That was the localgov week that was


Some things to read

Welcome to week 2 of our series of Friday review posts looking at the writing, blogging and things of interest out there in the world of local government. In no particular order the following posts interested us:

We often find our posts on the website of the Taxpayers Alliance and wonder if they have read them before they are put up. In this spirit, we would like to recommend the work of Ruth Keeling who has applied some of her characteristic journalistic rigour to their latest ‘open data’ project; this time about plane travel by council employees. As well as busting some myths the post makes the important point:

But the most important point is this: some of these councils did take the opportunity – in their FOI response – to make their case and offer justification of the spending and the TPA decided not to pass that information on to taxpayers.

This is not only wasting councils time, and therefore taxpayers resources, by requiring them to provide this information a second, third, fourth time in responses to queries from local journalists and residents, but it has also stimulated an uninformed and unintelligent debate because only some of the information has been made available.

FOI and open data are fine but there is a responsibility on all of us to use them properly.

An interesting speech from Hilary Benn at the LGIU’s localism and austerity conference. It’s early days but surely Mr Benn cannot be as absolutely anonymous as his predecessor Caroline Flint. The speech doesn’t say much that is new (but I guess he’s only just getting his head around the brief) but this statement pleased us here at WLLG:

Some (Government proposals) are plain incoherent. When money is tight, and CLG has faced huge cuts, to suddenly find £250m to try to bribe councils into changing decisions they themselves have made  – in the spirit of localism  – about how to collect  people’s rubbish is bizarre and smacks of Whitehall knows best.

Meanwhile the effervescent Richard Kemp got it right about adoption in this short piece:

I am not defending poorly performing councils. If there are councils who just cannot cope we need to understand that and do something about them. One way forward is peer intervention and training not draconian take overs.

The trouble with league tables is that they are crude; they take no account of the circumstances of the council and therefore give few guides to the efficacy of the team.

One of my youth work colleagues recommended that I read this piece about the riots and linkages to youth work. It is one of the best things I have read about the riots and well worth a read. It is quite long though so picking out a summary paragraph was tough. I opted for one from the introduction:

As we will see, it is best to avoid notions such ‘Broken Britain’ and simplistic linkages to reductions in government expenditure on young people and youth work if we are to find sensible solutions.

We have our differences with Eric Pickles (I won’t list them all) but this sketch from Simon Hoggart appeared particularly mean spirited. In one short article he mocked Mr Pickles for being northern, southern, fat (many times), thin (once), an alien, slow, dim and a Duracell bunny with an expiring battery. No wonder more people don’t want to get involved in politics. All done with a sneer and just a hint of school-yard petulance.
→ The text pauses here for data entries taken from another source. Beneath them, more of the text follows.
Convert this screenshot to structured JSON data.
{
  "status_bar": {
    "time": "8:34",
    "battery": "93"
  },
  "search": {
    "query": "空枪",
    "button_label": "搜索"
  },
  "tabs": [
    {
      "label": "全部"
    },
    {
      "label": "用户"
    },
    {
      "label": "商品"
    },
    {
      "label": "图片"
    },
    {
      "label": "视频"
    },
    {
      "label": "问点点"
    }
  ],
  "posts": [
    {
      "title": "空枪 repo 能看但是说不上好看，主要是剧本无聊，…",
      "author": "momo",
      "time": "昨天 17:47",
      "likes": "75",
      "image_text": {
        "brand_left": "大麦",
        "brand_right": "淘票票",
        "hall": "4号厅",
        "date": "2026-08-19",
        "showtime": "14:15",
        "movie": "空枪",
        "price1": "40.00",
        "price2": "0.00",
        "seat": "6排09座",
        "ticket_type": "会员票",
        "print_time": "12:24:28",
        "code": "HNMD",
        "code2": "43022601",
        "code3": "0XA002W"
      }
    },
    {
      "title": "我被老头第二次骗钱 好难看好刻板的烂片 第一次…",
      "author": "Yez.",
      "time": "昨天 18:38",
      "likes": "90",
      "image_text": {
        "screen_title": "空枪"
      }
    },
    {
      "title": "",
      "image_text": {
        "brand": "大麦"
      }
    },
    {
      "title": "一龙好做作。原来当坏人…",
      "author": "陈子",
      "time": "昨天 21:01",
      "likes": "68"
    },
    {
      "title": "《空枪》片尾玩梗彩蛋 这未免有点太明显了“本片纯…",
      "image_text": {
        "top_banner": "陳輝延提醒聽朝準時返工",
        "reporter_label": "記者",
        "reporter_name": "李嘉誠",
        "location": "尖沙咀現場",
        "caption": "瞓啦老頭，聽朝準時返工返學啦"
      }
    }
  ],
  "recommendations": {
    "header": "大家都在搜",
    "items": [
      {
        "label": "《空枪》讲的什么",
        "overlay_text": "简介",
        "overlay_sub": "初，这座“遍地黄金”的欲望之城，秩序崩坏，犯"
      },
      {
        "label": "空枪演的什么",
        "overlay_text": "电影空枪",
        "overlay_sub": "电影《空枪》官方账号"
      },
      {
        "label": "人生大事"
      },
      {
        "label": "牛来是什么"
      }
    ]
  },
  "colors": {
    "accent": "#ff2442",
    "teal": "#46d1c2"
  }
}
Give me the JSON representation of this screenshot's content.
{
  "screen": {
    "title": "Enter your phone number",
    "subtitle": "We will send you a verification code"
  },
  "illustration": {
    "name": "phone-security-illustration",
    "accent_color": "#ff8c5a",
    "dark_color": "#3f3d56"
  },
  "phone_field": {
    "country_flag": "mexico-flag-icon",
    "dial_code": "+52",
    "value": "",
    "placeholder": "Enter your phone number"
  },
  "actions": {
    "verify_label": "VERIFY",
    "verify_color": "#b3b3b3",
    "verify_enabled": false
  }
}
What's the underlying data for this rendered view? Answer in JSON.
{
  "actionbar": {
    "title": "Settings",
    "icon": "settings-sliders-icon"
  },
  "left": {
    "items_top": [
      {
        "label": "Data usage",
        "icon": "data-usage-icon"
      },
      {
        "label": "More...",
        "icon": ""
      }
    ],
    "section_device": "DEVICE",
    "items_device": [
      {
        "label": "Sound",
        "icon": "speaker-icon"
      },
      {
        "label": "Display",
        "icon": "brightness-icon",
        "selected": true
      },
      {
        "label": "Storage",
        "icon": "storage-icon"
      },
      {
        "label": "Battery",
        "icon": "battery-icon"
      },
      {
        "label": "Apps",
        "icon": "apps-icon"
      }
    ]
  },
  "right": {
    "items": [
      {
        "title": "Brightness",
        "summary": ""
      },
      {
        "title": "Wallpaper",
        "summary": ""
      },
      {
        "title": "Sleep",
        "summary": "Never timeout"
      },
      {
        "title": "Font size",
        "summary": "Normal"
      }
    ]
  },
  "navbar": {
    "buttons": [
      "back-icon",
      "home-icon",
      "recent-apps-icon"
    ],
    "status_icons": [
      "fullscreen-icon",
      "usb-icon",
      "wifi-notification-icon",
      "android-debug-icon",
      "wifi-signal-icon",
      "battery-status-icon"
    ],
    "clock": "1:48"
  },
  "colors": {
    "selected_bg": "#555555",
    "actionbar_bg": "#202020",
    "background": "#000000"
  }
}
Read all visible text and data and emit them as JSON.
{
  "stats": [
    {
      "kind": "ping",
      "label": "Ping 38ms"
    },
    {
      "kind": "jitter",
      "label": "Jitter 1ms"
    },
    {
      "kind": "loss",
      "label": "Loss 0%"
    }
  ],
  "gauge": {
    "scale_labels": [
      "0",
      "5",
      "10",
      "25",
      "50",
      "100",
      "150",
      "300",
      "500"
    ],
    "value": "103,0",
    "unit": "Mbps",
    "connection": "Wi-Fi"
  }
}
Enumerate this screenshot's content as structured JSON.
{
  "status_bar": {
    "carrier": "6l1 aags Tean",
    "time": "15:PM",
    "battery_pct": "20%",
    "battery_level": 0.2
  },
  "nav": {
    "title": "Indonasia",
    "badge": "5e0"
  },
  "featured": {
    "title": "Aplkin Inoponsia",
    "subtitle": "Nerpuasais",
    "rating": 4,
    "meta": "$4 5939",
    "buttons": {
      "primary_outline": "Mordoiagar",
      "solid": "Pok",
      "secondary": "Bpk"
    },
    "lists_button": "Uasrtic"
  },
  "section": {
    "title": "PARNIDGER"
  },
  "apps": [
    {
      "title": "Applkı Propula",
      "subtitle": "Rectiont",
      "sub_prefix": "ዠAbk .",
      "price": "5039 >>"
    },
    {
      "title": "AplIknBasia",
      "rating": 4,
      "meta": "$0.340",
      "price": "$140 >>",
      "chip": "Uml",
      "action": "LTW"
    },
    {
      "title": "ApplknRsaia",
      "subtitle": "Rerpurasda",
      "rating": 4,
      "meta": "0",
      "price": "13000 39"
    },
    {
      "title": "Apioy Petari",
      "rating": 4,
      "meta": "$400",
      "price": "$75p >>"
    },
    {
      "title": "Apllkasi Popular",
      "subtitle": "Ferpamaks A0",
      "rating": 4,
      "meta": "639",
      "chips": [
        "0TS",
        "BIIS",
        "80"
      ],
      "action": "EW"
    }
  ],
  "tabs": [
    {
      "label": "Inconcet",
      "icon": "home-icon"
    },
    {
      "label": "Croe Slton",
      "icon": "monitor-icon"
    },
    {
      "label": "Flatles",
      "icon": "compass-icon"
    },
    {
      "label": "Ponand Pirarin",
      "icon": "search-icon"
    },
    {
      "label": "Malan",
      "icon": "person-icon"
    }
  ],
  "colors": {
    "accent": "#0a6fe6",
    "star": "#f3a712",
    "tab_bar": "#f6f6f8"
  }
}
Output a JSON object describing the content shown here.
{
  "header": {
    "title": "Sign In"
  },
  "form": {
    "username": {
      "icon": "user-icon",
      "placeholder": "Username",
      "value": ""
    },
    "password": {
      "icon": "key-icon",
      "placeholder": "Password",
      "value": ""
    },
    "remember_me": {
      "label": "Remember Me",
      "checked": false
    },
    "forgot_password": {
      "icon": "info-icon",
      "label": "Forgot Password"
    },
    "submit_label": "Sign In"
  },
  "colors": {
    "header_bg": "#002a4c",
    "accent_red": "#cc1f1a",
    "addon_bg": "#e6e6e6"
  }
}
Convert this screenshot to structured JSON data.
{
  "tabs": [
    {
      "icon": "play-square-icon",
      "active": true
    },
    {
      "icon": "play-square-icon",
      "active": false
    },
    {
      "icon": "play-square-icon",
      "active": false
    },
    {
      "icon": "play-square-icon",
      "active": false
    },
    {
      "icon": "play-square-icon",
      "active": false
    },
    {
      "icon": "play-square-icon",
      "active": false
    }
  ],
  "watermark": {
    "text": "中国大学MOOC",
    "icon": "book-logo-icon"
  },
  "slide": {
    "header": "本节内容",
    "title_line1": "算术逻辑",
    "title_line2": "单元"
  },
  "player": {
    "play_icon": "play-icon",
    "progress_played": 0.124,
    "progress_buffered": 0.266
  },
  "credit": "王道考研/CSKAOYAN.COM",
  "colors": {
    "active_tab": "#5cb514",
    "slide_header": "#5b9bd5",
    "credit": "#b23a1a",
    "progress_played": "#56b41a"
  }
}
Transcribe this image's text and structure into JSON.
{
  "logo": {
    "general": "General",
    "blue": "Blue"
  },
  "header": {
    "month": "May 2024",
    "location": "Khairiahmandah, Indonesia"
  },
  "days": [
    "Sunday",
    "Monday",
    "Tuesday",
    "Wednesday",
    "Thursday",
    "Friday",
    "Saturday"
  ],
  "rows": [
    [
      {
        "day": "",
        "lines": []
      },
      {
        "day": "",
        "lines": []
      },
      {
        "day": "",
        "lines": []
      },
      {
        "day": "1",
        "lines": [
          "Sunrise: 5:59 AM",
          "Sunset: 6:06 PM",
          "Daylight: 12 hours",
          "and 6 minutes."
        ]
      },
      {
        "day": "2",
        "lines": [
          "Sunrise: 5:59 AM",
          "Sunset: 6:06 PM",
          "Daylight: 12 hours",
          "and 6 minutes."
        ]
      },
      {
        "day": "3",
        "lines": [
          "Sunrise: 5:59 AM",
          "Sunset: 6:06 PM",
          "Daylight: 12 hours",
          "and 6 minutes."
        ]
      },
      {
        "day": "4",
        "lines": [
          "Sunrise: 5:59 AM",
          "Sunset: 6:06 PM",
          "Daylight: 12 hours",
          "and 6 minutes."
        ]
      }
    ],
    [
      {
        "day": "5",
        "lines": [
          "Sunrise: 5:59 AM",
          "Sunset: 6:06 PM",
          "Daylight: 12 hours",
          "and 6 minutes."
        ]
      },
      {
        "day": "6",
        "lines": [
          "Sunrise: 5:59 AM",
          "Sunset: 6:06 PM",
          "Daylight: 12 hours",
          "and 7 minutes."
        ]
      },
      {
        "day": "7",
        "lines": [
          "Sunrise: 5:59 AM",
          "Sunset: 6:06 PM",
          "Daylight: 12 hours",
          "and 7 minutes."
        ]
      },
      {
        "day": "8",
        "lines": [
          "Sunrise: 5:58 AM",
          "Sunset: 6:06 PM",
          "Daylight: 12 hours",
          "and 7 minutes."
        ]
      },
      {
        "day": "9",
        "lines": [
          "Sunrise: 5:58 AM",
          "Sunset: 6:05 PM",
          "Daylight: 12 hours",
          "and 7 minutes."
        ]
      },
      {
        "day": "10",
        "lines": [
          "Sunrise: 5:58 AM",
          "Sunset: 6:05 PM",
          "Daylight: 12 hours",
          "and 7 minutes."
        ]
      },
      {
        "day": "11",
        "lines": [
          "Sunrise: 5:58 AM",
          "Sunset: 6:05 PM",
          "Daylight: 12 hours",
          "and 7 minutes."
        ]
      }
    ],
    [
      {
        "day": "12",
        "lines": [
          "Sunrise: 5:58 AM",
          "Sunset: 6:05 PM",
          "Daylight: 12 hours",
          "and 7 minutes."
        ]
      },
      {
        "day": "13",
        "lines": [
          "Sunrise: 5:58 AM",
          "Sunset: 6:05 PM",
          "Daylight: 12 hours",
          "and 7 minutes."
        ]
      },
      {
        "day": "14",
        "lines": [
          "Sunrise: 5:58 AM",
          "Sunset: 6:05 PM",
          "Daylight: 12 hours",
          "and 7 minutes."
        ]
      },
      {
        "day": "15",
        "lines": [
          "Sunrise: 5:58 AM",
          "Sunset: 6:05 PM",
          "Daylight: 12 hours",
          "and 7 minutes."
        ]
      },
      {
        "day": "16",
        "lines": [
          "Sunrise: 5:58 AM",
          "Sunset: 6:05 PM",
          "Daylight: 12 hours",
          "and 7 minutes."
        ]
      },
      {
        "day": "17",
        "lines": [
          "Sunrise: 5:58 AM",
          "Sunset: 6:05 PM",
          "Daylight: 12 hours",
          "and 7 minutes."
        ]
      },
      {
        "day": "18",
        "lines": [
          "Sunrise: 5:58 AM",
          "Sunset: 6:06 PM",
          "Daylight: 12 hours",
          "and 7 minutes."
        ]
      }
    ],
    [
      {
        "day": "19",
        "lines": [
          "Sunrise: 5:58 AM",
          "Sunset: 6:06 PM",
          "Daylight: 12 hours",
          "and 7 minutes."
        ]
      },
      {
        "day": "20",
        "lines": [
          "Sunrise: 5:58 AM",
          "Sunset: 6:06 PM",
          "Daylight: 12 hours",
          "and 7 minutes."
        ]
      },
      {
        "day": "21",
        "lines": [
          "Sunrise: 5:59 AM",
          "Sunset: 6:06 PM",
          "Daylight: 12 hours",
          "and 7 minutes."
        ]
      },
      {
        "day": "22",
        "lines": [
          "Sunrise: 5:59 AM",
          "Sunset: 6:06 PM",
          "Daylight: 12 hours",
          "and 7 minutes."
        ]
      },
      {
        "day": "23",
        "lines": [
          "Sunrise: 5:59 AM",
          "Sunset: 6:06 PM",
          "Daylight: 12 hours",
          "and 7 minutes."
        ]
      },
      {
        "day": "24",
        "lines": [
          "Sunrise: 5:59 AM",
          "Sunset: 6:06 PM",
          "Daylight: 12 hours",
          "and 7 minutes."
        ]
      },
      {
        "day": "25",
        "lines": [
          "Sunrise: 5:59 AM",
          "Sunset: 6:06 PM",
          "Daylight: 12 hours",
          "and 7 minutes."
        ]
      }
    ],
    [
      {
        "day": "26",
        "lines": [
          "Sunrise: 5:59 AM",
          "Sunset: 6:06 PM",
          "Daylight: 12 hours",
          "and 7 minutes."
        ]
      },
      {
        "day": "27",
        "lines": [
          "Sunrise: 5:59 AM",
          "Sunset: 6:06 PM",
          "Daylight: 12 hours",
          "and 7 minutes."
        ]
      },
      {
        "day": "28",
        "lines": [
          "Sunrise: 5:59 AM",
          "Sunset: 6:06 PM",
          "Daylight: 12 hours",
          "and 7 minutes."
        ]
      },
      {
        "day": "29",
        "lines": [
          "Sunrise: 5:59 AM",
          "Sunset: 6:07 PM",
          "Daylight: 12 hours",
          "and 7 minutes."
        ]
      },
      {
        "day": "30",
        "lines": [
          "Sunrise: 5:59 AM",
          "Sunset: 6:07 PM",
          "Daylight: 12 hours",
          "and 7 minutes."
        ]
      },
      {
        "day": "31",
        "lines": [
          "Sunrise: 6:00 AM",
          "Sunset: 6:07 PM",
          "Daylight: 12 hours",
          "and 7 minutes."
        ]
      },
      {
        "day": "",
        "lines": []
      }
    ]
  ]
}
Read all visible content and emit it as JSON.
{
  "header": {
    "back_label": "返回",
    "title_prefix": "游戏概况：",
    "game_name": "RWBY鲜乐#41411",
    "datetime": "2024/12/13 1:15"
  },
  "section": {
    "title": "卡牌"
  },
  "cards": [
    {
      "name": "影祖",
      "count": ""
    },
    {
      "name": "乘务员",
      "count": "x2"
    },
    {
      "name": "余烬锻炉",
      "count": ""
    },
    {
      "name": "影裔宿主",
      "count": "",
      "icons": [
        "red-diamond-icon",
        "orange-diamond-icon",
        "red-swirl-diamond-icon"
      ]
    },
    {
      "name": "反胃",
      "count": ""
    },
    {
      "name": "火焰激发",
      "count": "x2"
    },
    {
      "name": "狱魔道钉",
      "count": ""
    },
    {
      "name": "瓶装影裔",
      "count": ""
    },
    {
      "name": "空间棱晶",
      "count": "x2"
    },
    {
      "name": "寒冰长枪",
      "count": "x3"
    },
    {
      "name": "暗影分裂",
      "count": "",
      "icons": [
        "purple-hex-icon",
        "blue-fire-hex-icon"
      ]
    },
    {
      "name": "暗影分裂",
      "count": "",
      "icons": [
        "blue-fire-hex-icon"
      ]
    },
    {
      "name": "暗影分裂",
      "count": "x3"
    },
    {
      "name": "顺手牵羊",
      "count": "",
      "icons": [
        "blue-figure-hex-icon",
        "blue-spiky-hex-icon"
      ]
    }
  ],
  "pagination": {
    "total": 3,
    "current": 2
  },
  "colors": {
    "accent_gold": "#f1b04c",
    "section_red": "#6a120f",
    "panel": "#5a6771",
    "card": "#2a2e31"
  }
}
Just to show that we are not anti-Guardian the Guardian’s excellent Local Government Network (which is 1 year old today: Happy Birthday by the way!) had a really good debate about the council of the future. As always these debates are made by the people who take part and this week was a bumper crop. Check it out.

Could cloud computing really be on its way?

A short post from Simon Wakeman here, but it does link to some very interesting work being done by Westminster Council on comma tracking:

Finally, we want to take this opportunity to say goodbye to one of our favourite blogs which unexpectedly vanished from the web about two months ago. Fighting Monsters was an excellent blog about social care written by someone who not only understood her field but had a real passion for her work, the people she worked for and importantly for making it better. The blog is officially closed but the anonymous author has opened up the archived posts to say goodbye and to allow people to access the resources she had built up there over the three and half years.

The blog is a sad loss to the world of public sector blogging but we wish our anonymous friend well and hope that the projects she goes onto are equally fulfilling.

Do check out her blog whilst you still can.